J’aurais pu bien sûr évoquer l’effet Coupe du monde sur la croissance, mais je m’abstiens pour 2 raisons : cet effet restera assez mineur et temporaire, et puis surtout on peut raconter beaucoup de choses mais on ne dispose d’aucune étude fouillée là-dessus.

Je vais quand même vous parler d’une bonne nouvelle, signe de dynamisme pour le pays, on reste cocardiers ce matin. C’est le nombre record de créations d’entreprises depuis un an. La hausse atteint 15%, et depuis le 1er janvier, on a compté 50.000 créations de plus que pour la même période de 2017. On n’avait pas connu une telle dynamique depuis l’invention des autoentrepreneurs, il y a 10 ans. 
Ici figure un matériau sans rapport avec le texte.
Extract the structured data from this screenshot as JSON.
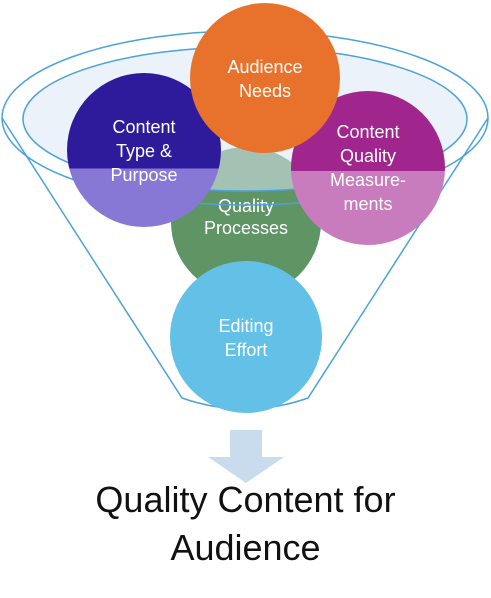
{
  "colors": {
    "funnel_outline": "#4aa3d8",
    "funnel_fill": "#dbe8f5",
    "audience_needs": "#e8722c",
    "content_type": "#2d1b9c",
    "content_type_lower": "#8778d6",
    "quality_processes": "#5f9465",
    "quality_measurements": "#a0268e",
    "quality_measurements_lower": "#c87bbd",
    "editing_effort": "#63c0e6",
    "arrow": "#c8dcee"
  },
  "circles": {
    "audience_needs": {
      "lines": [
        "Audience",
        "Needs"
      ]
    },
    "content_type": {
      "lines": [
        "Content",
        "Type &",
        "Purpose"
      ]
    },
    "quality_processes": {
      "lines": [
        "Quality",
        "Processes"
      ]
    },
    "quality_measurements": {
      "lines": [
        "Content",
        "Quality",
        "Measure-",
        "ments"
      ]
    },
    "editing_effort": {
      "lines": [
        "Editing",
        "Effort"
      ]
    }
  },
  "arrow_icon": "down-arrow-icon",
  "caption": {
    "line1": "Quality Content for",
    "line2": "Audience"
  }
}
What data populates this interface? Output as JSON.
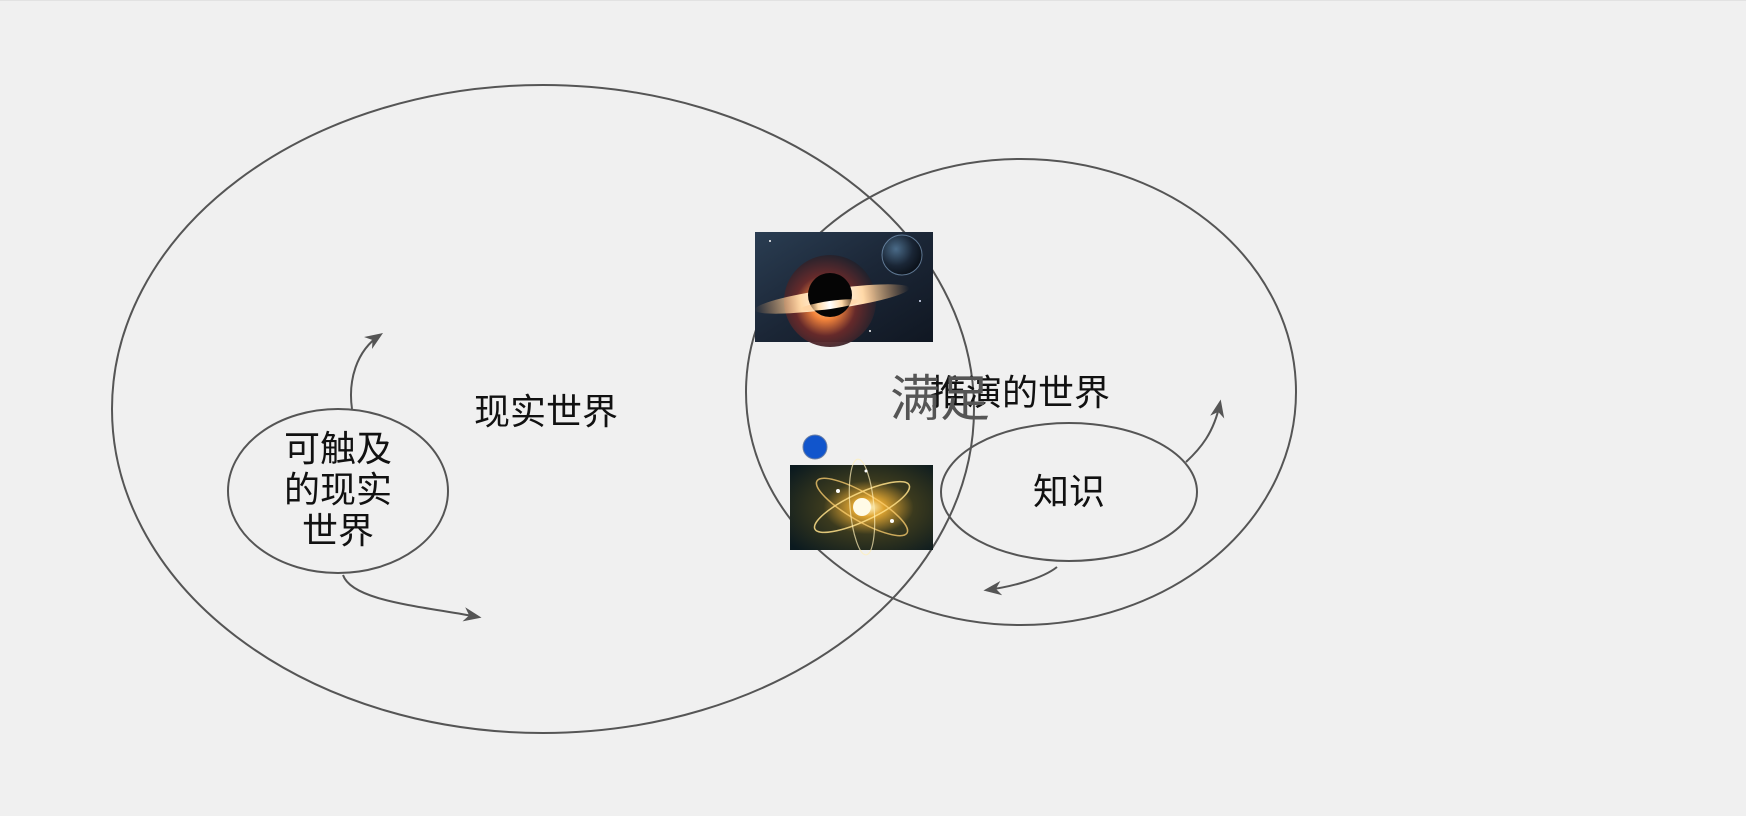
{
  "diagram": {
    "labels": {
      "real_world": "现实世界",
      "tangible_world_line1": "可触及",
      "tangible_world_line2": "的现实",
      "tangible_world_line3": "世界",
      "deduced_world": "推演的世界",
      "knowledge": "知识",
      "satisfy": "满足"
    },
    "images": {
      "black_hole": "black-hole-image",
      "atom": "atom-image"
    },
    "colors": {
      "background": "#f0f0f0",
      "stroke": "#555555",
      "text": "#111111",
      "satisfy_text": "#555555",
      "dot": "#1155cc"
    }
  }
}
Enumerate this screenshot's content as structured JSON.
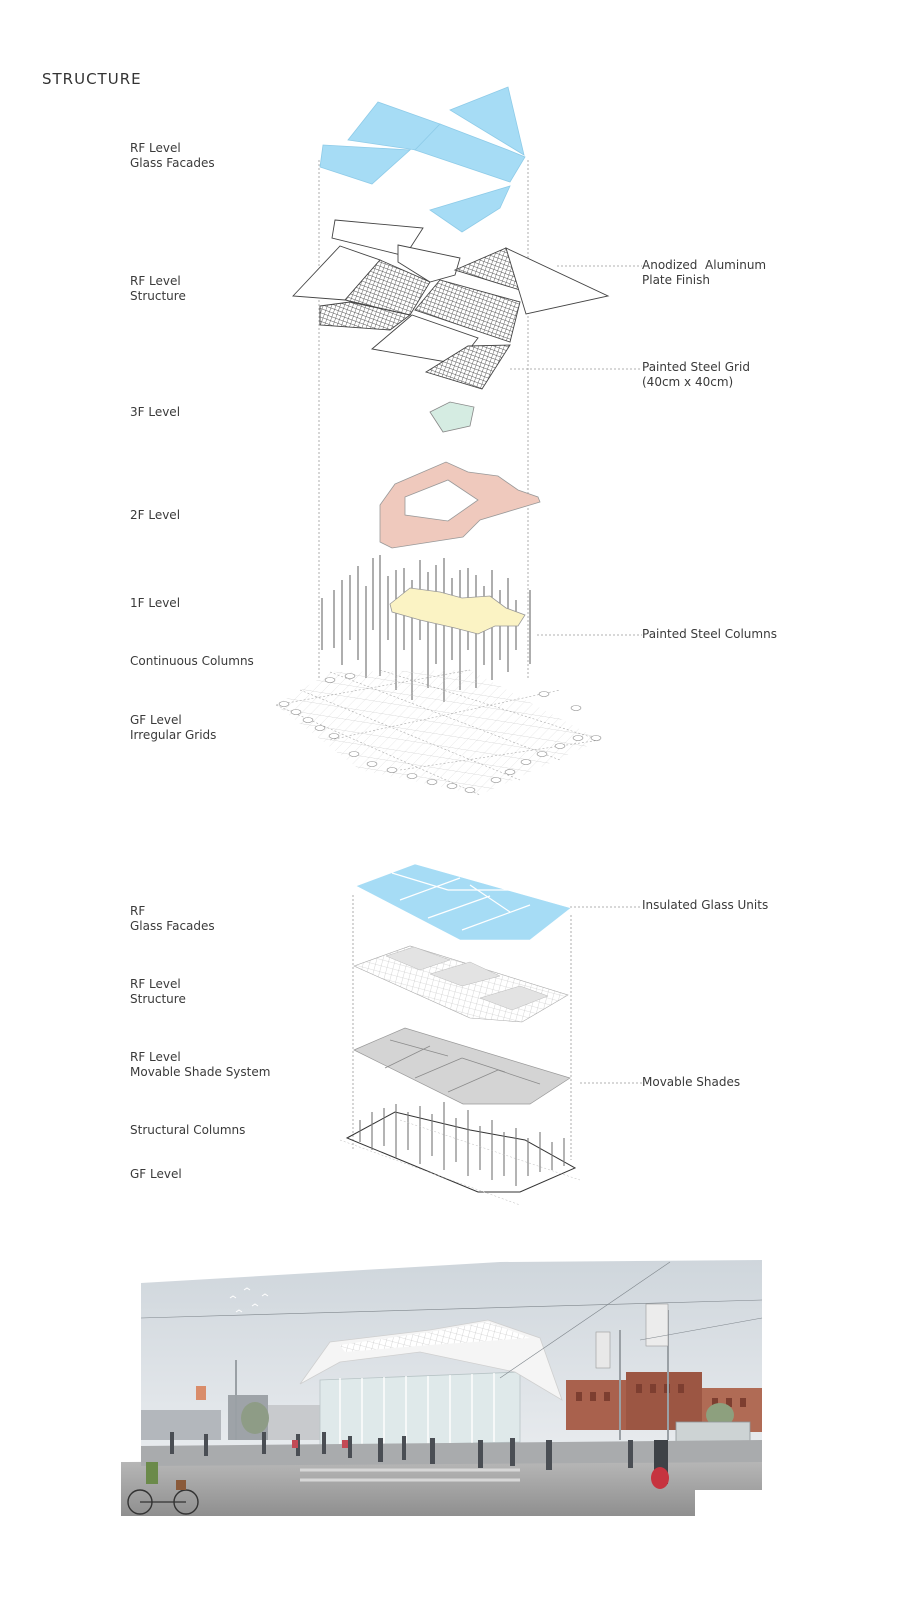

Pourquoi ça repart après des années de stagnation ? Tout simplement parce que le gouvernement a envoyé un signal fort, l’automne dernier, en garantissant une année blanche de cotisation pour ceux qui se lancent. Sous François Hollande, c’était le zig-zag, des mesures tantôt favorables, tantôt restrictives.

Autre élément encourageant : le chiffre d’affaires de ces micro-entrepreneurs augmente, et ils restent plus longtemps dans ce régime. Bref, on est en train de passer un cap.

Mais en matière de droits sociaux, on reste loin du compte

C’est vrai et cette question, le gouvernement ne va pas pouvoir l’occulter, il avait promis une assurance chômage à tous les indépendants, mais finalement ce n’est pas le cas. Or, les créations d’entreprises dont on parle sont très nombreuses dans la livraison de repas par exemple, et ces travailleurs liés aux plateformes internet – comme Deliveroo - n’ont quasiment pas de protection sociale. 

Tout le problème de ces indépendants, c’est qu’ils sont en partie dépendants. Et qu’il faudrait sans doute un régime social intermédiaire entre le salariat et les vrais indépendants, comme les professions libérales.

Les députés de la majorité ont proposé un deal : la mise en place de chartes sociales par les plateformes en échange d’une garantie que leurs sous-traitants ne seront pas requalifiés comme salarié par le juge. Mais pour le collectif des livreurs, c’est un marché de dupes. Et le sujet va s’inviter demain à l’Élysée, où Emmanuel Macron reçoit les partenaires sociaux pour fixer l’agenda des réformes. Ce dossier sera sur le haut de la pile.